Итальянец ничем не мог попрекнуть приемных родителей мальчика, судя по всему весьма добрых и щедрых людей — во всяком случае старик ни разу не видел бамбино голодным, избитым или плачущим. И все же каким бы счастливым не казался мальчишка, какими бы заботливыми не были его приемные родители, старый фокусник верил — они не откажутся отдать бамбино на его попечение, ибо — видит Мадонна! — малыш не годился для ремесла мясника. Согреваемый подобными мечтами, старик частенько рассказывал Александру о виденных им в Италии комедиях и трагедиях; увлекаясь, читал по-итальянски целые монологи; затем спохватывался, обнаружив, что перешел на родной язык, и принимался пересказывать монологи по-французски; вновь вспыхивал порохом, пытаясь пропеть модные итальянские песенки; учил Александра смотреть, держать спину и голову, даже ходить.
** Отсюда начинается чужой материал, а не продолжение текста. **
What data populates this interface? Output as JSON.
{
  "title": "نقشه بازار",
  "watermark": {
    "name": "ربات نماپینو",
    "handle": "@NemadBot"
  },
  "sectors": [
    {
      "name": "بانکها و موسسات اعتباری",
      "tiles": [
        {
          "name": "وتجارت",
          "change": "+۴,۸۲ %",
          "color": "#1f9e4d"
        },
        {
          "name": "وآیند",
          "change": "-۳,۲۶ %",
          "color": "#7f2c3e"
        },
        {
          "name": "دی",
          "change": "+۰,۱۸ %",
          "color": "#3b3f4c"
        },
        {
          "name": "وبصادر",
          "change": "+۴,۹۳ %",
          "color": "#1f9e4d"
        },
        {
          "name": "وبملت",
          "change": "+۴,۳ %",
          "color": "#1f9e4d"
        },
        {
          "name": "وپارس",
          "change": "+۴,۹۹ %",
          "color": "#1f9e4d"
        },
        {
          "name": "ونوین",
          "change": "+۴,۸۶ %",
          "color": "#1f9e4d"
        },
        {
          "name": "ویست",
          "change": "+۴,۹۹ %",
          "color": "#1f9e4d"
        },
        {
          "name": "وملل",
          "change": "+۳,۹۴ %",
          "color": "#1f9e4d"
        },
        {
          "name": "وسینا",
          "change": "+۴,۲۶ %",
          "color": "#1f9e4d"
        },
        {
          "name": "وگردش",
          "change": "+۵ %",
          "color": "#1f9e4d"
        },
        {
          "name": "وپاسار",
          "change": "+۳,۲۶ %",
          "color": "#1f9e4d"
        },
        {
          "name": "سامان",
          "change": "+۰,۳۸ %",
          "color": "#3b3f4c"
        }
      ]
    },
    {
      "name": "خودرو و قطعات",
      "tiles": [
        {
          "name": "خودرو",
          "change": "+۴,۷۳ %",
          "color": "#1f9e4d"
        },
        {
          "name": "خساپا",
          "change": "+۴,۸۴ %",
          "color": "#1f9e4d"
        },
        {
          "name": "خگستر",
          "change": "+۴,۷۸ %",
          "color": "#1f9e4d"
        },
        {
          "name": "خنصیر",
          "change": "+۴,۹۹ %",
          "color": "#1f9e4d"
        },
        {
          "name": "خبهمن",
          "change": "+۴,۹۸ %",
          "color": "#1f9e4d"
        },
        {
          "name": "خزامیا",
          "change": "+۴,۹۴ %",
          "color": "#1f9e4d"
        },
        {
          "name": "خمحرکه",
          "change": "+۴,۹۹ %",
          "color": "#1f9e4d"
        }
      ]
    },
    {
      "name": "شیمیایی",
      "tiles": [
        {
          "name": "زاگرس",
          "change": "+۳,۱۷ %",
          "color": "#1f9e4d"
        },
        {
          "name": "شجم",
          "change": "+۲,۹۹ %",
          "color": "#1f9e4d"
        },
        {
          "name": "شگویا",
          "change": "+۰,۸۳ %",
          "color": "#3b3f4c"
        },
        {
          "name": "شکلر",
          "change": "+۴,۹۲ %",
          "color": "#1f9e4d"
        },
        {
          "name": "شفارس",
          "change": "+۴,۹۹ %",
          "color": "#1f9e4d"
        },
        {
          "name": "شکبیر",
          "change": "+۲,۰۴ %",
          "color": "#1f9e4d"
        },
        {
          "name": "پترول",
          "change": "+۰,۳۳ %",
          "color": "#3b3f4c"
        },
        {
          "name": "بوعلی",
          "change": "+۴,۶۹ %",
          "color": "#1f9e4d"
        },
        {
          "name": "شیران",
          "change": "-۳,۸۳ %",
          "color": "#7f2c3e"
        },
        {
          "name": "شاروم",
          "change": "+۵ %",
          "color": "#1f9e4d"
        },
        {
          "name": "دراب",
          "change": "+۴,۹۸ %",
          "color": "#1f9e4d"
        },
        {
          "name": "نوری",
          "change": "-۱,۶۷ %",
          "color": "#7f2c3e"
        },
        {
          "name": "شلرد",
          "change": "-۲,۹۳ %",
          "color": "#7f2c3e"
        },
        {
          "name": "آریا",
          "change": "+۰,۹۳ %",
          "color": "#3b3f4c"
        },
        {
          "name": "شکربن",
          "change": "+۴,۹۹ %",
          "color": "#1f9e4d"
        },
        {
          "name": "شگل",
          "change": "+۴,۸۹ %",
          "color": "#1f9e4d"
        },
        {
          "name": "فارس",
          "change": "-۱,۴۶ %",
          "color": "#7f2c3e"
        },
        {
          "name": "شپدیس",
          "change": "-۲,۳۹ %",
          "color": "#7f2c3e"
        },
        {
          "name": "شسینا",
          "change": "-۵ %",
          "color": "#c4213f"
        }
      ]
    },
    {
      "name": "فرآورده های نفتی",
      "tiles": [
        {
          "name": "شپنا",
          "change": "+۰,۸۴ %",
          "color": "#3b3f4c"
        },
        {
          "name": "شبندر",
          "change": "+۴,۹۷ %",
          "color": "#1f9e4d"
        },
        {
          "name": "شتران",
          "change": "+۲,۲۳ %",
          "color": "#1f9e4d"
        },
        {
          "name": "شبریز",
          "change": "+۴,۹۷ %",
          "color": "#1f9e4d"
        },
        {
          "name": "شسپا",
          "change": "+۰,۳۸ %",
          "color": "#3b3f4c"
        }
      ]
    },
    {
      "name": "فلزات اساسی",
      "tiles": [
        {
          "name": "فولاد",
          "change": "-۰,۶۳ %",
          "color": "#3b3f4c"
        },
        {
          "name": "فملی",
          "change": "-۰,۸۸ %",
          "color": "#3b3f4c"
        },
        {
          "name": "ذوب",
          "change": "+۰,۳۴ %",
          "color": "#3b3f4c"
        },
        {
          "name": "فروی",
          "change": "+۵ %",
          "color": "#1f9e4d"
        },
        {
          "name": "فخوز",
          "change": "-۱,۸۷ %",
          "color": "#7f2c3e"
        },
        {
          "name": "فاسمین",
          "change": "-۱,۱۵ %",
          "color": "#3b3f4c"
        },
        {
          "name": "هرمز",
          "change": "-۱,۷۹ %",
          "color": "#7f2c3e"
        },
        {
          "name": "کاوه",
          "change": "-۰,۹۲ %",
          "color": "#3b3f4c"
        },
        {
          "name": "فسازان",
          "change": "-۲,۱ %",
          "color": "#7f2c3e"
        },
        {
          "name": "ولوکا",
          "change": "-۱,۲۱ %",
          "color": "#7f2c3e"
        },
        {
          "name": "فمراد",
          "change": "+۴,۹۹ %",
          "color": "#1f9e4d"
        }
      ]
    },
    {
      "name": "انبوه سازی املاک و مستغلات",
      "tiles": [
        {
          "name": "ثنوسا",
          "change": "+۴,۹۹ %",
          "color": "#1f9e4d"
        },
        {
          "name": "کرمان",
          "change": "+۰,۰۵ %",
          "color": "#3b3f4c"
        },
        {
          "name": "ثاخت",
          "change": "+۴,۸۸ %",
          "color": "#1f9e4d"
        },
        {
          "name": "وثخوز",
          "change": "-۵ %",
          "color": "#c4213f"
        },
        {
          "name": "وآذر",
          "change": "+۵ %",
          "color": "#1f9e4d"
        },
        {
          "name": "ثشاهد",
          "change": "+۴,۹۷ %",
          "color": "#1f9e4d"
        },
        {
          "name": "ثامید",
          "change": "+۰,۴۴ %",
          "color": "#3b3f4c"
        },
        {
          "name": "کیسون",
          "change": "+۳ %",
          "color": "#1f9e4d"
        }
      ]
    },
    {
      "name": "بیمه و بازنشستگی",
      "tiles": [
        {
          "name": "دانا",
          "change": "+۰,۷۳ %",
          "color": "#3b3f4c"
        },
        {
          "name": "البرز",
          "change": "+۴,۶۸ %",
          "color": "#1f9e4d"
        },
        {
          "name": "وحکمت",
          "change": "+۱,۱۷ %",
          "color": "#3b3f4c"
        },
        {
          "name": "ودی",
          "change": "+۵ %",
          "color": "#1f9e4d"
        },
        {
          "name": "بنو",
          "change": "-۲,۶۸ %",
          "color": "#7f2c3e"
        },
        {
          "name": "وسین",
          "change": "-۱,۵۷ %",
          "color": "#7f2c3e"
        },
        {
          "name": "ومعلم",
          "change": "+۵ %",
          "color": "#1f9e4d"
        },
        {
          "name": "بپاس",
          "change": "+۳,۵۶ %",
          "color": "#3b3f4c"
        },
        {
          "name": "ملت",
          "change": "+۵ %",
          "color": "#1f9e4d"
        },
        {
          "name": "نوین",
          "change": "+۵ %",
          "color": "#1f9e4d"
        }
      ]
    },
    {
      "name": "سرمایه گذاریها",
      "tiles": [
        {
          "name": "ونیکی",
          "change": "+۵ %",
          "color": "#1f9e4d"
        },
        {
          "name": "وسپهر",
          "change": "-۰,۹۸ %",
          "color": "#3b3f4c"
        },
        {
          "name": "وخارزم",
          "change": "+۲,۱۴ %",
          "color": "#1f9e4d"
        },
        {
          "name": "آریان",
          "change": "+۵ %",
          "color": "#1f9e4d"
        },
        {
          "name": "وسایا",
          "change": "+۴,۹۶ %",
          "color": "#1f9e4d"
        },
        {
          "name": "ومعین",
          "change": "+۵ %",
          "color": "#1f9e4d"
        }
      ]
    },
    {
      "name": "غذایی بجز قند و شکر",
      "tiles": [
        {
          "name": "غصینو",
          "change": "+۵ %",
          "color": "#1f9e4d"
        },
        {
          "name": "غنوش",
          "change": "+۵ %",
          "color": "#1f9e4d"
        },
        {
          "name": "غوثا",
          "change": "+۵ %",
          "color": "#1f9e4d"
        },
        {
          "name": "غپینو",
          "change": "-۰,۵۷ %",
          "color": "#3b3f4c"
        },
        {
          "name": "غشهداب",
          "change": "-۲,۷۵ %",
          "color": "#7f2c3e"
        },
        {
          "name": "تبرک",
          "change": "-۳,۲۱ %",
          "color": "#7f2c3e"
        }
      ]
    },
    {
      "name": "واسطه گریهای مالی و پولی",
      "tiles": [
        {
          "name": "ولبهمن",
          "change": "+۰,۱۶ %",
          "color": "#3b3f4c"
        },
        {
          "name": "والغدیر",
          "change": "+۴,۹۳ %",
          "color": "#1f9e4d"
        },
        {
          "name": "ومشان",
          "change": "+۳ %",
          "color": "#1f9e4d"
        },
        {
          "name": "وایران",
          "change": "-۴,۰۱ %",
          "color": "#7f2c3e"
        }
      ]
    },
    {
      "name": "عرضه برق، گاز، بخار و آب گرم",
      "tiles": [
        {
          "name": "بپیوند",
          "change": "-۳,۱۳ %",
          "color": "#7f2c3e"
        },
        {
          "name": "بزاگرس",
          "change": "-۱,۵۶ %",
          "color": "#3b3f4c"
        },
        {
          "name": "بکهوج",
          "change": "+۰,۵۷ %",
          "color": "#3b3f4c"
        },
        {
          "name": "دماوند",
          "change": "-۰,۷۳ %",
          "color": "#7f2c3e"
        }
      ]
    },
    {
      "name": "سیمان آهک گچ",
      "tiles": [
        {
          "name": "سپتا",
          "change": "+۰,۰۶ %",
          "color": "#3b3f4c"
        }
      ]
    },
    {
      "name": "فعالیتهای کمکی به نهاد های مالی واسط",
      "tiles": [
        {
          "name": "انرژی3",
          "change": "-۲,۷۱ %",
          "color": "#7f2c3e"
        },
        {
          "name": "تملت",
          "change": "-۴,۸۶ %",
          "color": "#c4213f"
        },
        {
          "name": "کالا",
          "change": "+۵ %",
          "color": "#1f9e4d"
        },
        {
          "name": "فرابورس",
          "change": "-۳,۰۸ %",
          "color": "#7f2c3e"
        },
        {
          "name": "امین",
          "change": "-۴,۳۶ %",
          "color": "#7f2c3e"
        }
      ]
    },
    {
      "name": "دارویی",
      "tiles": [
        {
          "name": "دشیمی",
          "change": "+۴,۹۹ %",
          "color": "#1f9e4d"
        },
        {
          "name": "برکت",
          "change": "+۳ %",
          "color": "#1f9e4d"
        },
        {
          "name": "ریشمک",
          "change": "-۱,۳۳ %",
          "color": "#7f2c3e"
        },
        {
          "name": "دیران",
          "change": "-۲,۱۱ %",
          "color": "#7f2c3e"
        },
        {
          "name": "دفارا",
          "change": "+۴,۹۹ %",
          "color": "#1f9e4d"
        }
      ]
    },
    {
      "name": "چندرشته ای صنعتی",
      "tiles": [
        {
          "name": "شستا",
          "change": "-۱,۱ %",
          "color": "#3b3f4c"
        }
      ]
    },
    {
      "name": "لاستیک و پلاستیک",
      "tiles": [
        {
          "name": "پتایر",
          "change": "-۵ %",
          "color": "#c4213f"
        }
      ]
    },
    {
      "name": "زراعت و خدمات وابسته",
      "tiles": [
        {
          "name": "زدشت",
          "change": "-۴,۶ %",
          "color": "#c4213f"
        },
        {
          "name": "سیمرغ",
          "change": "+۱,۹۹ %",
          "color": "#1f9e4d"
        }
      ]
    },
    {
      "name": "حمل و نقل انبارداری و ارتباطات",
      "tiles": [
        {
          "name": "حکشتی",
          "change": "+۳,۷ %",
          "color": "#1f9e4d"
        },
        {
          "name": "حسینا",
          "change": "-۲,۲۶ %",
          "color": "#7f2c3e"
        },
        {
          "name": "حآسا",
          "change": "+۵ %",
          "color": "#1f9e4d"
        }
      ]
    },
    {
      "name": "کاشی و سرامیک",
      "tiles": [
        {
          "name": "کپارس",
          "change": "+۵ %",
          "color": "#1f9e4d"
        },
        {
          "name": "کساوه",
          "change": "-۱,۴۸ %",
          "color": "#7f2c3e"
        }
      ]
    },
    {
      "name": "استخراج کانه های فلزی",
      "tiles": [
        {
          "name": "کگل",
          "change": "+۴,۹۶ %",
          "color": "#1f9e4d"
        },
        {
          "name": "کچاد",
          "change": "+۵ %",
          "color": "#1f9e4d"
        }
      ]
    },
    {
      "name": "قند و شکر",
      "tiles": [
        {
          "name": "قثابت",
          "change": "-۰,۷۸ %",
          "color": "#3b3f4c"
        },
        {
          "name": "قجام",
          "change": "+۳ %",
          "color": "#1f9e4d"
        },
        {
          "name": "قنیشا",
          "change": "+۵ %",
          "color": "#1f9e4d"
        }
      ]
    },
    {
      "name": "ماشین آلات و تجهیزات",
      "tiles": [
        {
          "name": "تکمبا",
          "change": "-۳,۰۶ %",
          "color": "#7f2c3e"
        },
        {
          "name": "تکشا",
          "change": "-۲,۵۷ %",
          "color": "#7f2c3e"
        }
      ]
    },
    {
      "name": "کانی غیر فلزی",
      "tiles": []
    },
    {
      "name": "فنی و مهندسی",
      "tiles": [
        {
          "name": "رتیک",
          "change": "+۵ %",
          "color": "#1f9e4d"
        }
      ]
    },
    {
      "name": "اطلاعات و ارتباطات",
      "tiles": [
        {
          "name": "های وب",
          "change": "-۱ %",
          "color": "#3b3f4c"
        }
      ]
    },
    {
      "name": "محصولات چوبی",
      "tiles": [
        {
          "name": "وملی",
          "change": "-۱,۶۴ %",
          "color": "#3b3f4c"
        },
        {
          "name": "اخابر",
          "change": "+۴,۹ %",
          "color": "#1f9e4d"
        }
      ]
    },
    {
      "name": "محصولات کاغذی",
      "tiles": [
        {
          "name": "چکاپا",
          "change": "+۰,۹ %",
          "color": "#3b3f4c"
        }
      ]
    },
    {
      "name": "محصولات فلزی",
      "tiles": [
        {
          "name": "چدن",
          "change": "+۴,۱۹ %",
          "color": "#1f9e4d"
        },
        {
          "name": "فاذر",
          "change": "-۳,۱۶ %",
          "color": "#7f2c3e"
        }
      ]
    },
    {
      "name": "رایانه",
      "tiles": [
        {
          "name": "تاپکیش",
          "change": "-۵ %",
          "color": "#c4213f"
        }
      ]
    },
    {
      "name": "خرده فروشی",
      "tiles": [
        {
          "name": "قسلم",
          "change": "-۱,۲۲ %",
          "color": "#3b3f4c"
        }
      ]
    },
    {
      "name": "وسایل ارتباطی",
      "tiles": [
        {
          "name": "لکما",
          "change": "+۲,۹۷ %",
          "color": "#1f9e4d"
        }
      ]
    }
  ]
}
Каждый раз, когда старик начинал подобное представление, Жером выразительно крутил пальцем у виска, желая показать, что итальянец окончательно спятил, а Александр как зачарованный внимал фокуснику и повторял его уроки, забывая даже о вафлях и купании. Видя, каким восторженным пламенем горят глаза мальчишки, старый фигляр умильно утирал слезы, убеждая себя, что непременно доживет до триумфа проказника и тогда его старость будет обеспечена. Пока же старик готов был пришибить знатных болванов, то и дело лезущих под руку и требующих повторить фокус.

Этот раз не был исключением. Как только перед фокусником остановились роскошные носилки, старик понял — повторения трюка не избежать. Бедняга даже взмок под недоверчивым взглядом разряженного вельможи. Пока зеваки охали, таращили глаза, прижимали к щекам ладони, жмурились, бормотали «Pater Noster», «Ave» и сыпали площадной руганью, сидевший в носилках дворянин не пошевелился, не вымолвил ни слова, даже не моргнул. Старик мысленно бранился: «Мадонна! И как можно работать с такой неблагодарной публикой?!»

Александр упорно лез вперед — раскрасневшийся от азарта и любопытства мальчишка. Целый дождь из су и денье сыпался к ногам старого бродяги, и только вельможа не дал фокуснику ни монетки. Итальянец низко поклонился и принялся благодарить монсеньора за честь дать представление в его присутствии, уверял, что еще никогда за свою долгую жизнь не удостаивался подобного счастья, клялся помнить об этой радости до самой могилы — напрасно… Дворянин упорно не желал расставаться с деньгами.

На особо длинном периоде речи итальянец запнулся, и тогда вельможа, наконец, разомкнул губы.

— А ты, приятель, мошенник. И внук твой мошенник. И корзина твоя — корзина мошенника, — лениво объявил он. — А, впрочем, ладно. Я дам тебе тестон, если сможешь повторить свое «чудо» с кем-либо другим, к примеру — вот с ним, — и вельможа ткнул пальцем в собственного лакея.